For once, none of them had a joke.
The calf had just deflected the problem.
Made it Phong's responsibility.
Of course it had.
Because apparently that was just how his life worked now.
The little creature took one last step, and then its body began to change.
Stone spread across it in a ripple.
Flesh became rock, hide became mineral, diamond horns dulled into fixed crystal. In less than a breath, the calf was a statue.
Then the statue cracked.
Chunks broke away from the legs first, then the body, then the tiny mountain-laden back. The whole thing crumbled inward and collapsed into a pile of lifeless stone fragments on the dark soil.
Silence rushed in after it.
Phong looked at the rubble.
Then at the pods.
Then back at the rubble again.
"…that was a clone," he said.
Alex let out a breath. "Apparently."
Selena whispered, "I just met Horns of the Earth and he used the phrase 'my children' while standing in front of homegrown elf pods."
Phong nodded once. "Yes."
"I hate your life."
"That makes two of us."
His status menu pinged.
All three of them flinched a little from the sudden sound.
Phong opened it.
Another message from the Sky Emperor.
[There, your problem dealt with. Heal that land as promised, farmer. You have asked for quite a few favors from me already. I expect results.]
Phong read it once.
Then again.
Alex leaned in over his shoulder and read it too. Selena came up from the other side, still pale, still trying to recover from the fact that one of the most terrifying beings in the dungeon had appeared as a calf, judged Phong's accidental elf grove, and then assigned him long-term parenting consequences.
Phong exhaled through his nose.
The message was clear enough.
The Sky Emperor had stepped in. Horns of the Earth had accepted a compromise. The elves would not hatch as instant level one hundred and twenty monsters.
Instead, they would start at level one.
And grow with him.
Which was somehow better and worse at the same time.
Alex read the message fully, then glanced at the crumbled stone remains of the calf and back to the pods. "Congratulations."
Phong looked at her.
"You now have restricted-growth dungeon elves."
Selena covered her face. "Why are those words real."
Phong closed the message and rubbed both hands over his face. "I need coffee."
"We don't have coffee here," Selena said automatically.
"Then I need a different life."
Alex actually laughed at that, soft and helpless.
The giant pods still swayed in the scorched land, pale and silent, their roots deep in soil the moletatoes had reclaimed.
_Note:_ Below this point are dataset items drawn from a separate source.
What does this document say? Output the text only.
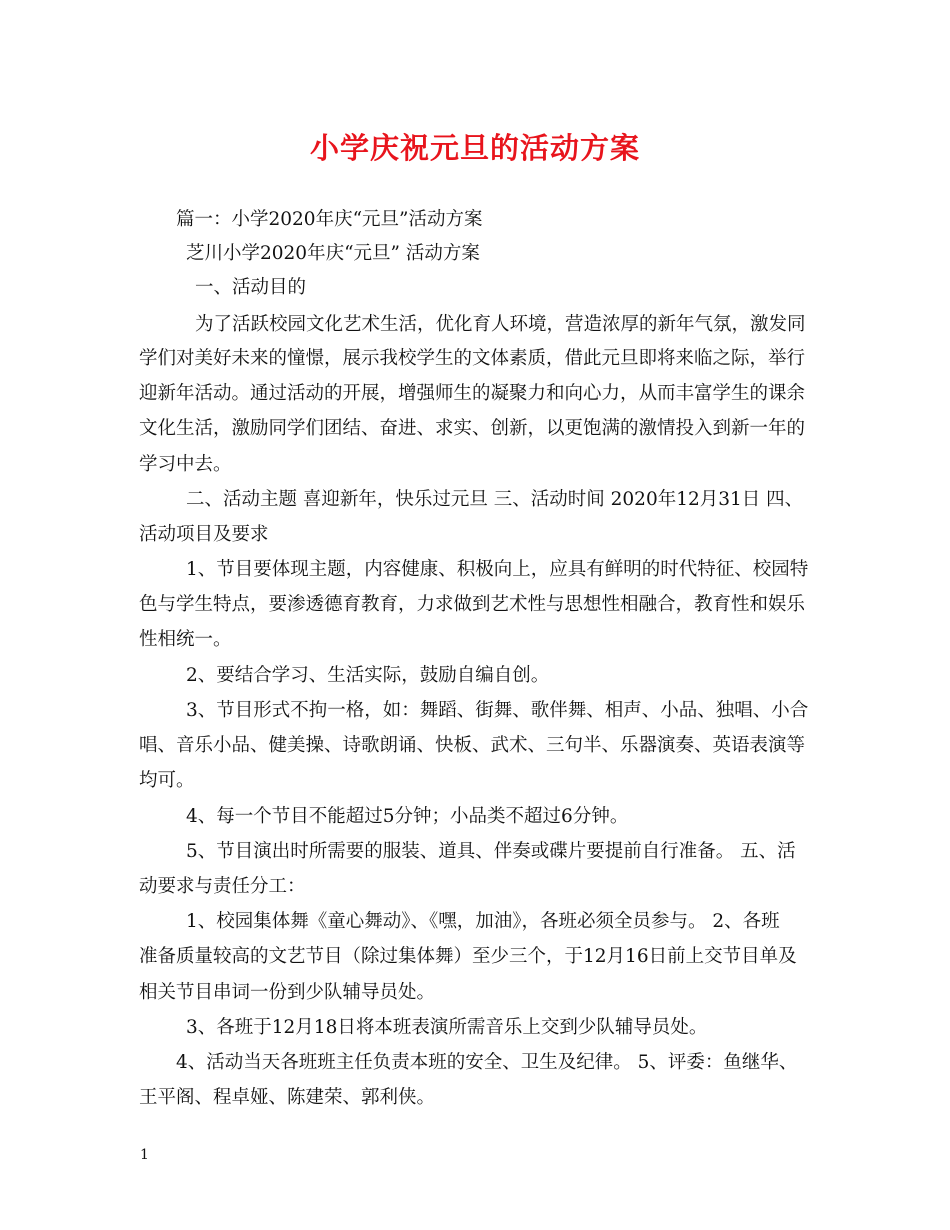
小学庆祝元旦的活动方案
篇一：小学2020年庆“元旦”活动方案
芝川小学2020年庆“元旦” 活动方案
一、活动目的
为了活跃校园文化艺术生活，优化育人环境，营造浓厚的新年气氛，激发同
学们对美好未来的憧憬，展示我校学生的文体素质，借此元旦即将来临之际，举行
迎新年活动。通过活动的开展，增强师生的凝聚力和向心力，从而丰富学生的课余
文化生活，激励同学们团结、奋进、求实、创新，以更饱满的激情投入到新一年的
学习中去。
二、活动主题 喜迎新年，快乐过元旦 三、活动时间 2020年12月31日 四、
活动项目及要求
1、节目要体现主题，内容健康、积极向上，应具有鲜明的时代特征、校园特
色与学生特点，要渗透德育教育，力求做到艺术性与思想性相融合，教育性和娱乐
性相统一。
2、要结合学习、生活实际，鼓励自编自创。
3、节目形式不拘一格，如：舞蹈、街舞、歌伴舞、相声、小品、独唱、小合
唱、音乐小品、健美操、诗歌朗诵、快板、武术、三句半、乐器演奏、英语表演等
均可。
4、每一个节目不能超过5分钟；小品类不超过6分钟。
5、节目演出时所需要的服装、道具、伴奏或碟片要提前自行准备。 五、活
动要求与责任分工：
1、校园集体舞《童心舞动》、《嘿，加油》，各班必须全员参与。 2、各班
准备质量较高的文艺节目（除过集体舞）至少三个，于12月16日前上交节目单及
相关节目串词一份到少队辅导员处。
3、各班于12月18日将本班表演所需音乐上交到少队辅导员处。
4、活动当天各班班主任负责本班的安全、卫生及纪律。 5、评委：鱼继华、
王平阁、程卓娅、陈建荣、郭利侠。
1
The rubble of Horns of the Earth's clone lay scattered nearby, already looking oddly ordinary for something that had, seconds ago, carried mountains on its back.
Phong stood there for another moment, staring at the field he was still supposed to heal.
The Sky Emperor wanted results.
That was fair.
Unfortunately, the land now included a grove of level-capped baby elves that depended on his nurture.
Of course it did.
He straightened slowly. "We're going back to camp."
Selena lowered her hands. "To do what."
Phong started walking.
"To pretend," he said, "that this is somehow manageable until I figure out how to make it actually manageable."
Alex fell into step beside him. "Reasonable."
Selena hurried after them, glancing back at the glowing pods one last time with the haunted look of a woman who had just been denied the greatest research opportunity of her life by common sense and a level warning.
Behind them, the scorched land pulsed softly in the dungeon dark.
And under that pale light, Phong's elves kept growing.